De temps en temps, Moussa Bathily ,avec son merveilleux film « Personnages encombrants » venait nous parler « Apocalypse Now ».  On se demandait comment faire mieux que « Afrique sur Seine », « Sarzan » ou « Borom sarret » ? Le cinéma était notre passion et notre socle.

De temps en temps, les Grands parlaient du club du centre culturel, avec les Djibril et autres mais aussi de Samb et de Johnson …

On réalisait qu’on n’était pas né de nulle part, que je faisais partie de la troisième génération. Ben Diogaye Bèye réalise avec Wasis « Les « Princes noirs de Saint Germain des Près » à Paris et me confie l’assistanat à la réalisation.

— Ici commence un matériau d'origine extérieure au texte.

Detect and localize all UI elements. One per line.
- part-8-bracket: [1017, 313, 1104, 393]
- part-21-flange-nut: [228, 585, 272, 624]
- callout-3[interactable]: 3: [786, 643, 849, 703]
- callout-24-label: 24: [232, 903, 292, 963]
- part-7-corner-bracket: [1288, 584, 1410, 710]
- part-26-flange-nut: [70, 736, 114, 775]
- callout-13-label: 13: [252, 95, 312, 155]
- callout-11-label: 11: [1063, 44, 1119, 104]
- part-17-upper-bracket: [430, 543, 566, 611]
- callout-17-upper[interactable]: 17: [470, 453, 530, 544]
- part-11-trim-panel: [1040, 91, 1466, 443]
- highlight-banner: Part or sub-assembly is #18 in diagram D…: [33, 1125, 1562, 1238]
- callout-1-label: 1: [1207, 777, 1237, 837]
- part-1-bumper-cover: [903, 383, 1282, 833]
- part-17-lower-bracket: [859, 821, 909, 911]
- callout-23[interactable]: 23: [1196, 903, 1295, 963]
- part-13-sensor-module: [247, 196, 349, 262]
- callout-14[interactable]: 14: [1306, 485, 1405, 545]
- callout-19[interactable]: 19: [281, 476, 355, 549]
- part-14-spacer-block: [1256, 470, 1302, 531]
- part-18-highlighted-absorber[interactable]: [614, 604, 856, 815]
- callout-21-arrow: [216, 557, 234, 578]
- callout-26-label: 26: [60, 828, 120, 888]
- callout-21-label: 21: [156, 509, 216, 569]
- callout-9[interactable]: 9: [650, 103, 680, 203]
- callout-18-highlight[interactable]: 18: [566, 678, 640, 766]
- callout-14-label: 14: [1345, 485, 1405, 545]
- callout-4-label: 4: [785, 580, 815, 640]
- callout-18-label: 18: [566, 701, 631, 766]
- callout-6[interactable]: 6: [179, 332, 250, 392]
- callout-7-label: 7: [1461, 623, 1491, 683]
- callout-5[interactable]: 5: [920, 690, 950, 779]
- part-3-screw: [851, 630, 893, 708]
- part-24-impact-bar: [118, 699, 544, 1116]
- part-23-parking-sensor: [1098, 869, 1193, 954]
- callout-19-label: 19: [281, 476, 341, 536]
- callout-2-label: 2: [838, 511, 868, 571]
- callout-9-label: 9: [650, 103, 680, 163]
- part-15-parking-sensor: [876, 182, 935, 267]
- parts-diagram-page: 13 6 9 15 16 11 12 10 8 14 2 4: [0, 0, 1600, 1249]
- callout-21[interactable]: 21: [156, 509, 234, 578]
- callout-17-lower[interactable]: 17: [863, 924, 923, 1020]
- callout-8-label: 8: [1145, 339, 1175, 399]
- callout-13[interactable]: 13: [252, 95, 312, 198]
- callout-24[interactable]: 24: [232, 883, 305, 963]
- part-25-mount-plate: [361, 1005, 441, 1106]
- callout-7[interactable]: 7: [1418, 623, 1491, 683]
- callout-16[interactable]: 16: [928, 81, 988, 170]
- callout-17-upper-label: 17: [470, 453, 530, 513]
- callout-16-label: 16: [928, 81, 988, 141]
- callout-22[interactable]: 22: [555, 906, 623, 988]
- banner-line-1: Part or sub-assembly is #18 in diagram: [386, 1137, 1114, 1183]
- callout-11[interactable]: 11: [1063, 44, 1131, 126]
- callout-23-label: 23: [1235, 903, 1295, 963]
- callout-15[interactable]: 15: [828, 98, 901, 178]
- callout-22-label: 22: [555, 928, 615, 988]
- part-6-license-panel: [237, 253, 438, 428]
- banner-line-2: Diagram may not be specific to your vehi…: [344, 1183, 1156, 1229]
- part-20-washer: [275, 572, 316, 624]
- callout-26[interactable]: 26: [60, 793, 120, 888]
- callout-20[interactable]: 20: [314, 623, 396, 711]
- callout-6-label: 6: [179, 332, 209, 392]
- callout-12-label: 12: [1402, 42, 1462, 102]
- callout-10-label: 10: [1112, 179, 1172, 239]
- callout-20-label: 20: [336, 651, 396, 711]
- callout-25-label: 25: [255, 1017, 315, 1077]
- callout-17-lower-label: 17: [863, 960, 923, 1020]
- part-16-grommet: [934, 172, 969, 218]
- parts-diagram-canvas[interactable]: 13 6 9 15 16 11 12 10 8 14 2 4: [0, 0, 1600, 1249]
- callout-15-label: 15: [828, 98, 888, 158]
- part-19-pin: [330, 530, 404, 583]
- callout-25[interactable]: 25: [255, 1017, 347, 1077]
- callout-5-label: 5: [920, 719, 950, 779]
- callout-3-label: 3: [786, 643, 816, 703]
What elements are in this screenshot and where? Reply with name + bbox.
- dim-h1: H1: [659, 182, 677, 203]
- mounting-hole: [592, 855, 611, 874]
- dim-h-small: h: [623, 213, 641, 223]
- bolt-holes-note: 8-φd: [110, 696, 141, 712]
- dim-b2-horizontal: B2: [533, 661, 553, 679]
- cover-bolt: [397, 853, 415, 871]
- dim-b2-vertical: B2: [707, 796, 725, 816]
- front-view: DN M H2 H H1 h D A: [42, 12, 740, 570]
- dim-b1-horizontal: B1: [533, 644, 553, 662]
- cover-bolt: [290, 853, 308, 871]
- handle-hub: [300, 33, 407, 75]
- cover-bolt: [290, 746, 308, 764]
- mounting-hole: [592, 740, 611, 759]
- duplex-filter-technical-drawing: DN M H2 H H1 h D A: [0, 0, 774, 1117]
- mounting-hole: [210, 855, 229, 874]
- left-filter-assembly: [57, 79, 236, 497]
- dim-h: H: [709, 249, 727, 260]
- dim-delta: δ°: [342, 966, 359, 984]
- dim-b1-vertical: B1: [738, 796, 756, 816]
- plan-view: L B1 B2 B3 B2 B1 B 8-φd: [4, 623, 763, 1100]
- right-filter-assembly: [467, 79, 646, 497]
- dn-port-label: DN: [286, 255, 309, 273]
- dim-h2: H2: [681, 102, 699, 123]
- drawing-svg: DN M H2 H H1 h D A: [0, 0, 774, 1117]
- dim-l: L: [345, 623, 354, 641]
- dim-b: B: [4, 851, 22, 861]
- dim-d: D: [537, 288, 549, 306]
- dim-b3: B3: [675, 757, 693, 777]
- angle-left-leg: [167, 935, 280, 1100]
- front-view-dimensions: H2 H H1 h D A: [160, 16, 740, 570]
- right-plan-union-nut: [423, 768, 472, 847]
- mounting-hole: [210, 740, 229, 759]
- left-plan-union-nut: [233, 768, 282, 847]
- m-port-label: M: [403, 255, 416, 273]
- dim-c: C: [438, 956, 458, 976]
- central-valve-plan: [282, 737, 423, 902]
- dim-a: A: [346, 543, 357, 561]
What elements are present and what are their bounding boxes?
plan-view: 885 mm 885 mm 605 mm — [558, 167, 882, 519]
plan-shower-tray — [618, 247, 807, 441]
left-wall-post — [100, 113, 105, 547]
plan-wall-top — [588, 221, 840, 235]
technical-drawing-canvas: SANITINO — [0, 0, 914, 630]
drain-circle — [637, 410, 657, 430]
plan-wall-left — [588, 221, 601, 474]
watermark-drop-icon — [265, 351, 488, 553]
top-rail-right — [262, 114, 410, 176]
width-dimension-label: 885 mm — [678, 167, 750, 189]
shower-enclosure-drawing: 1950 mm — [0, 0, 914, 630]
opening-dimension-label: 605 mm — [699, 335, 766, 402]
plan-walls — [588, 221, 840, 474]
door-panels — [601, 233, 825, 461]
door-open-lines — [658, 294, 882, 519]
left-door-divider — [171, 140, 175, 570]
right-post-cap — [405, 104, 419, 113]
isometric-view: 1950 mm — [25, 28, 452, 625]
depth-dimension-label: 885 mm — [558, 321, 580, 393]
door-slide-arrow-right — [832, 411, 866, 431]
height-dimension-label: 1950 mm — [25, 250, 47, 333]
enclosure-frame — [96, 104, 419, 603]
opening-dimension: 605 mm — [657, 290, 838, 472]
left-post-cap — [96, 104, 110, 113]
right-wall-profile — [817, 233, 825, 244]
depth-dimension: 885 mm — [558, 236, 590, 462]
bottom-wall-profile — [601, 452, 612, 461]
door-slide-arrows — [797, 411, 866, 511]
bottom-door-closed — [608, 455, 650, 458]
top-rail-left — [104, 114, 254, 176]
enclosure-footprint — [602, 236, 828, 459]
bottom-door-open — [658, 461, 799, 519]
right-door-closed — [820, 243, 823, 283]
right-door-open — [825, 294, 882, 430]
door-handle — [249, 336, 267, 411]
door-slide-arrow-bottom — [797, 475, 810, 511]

Il y avait un bouillonnement cinématographique, à Paris avec Félix, Ngaido, Joe Ramaka, As Thiam et autres. Moussa Touré et Bara Dionkhané ont participé à notre réflexion sur l’esthétique de la lumière et des valeurs de plans. D’âpres discussions ont tourné autour de nos découpages techniques. Et à la croisée des chemins, chacun selon sa sensibilité a pris une voie et s’est exprimé selon sa conscience. Comme dirait l’autre, l’histoire a continué à « marcher ».

Je ne sais pas combien de films a fait Félix, parce que je ne les compte pas, mais je sais que parmi ses trois meilleurs films, il y a « Dakar-Bamako ».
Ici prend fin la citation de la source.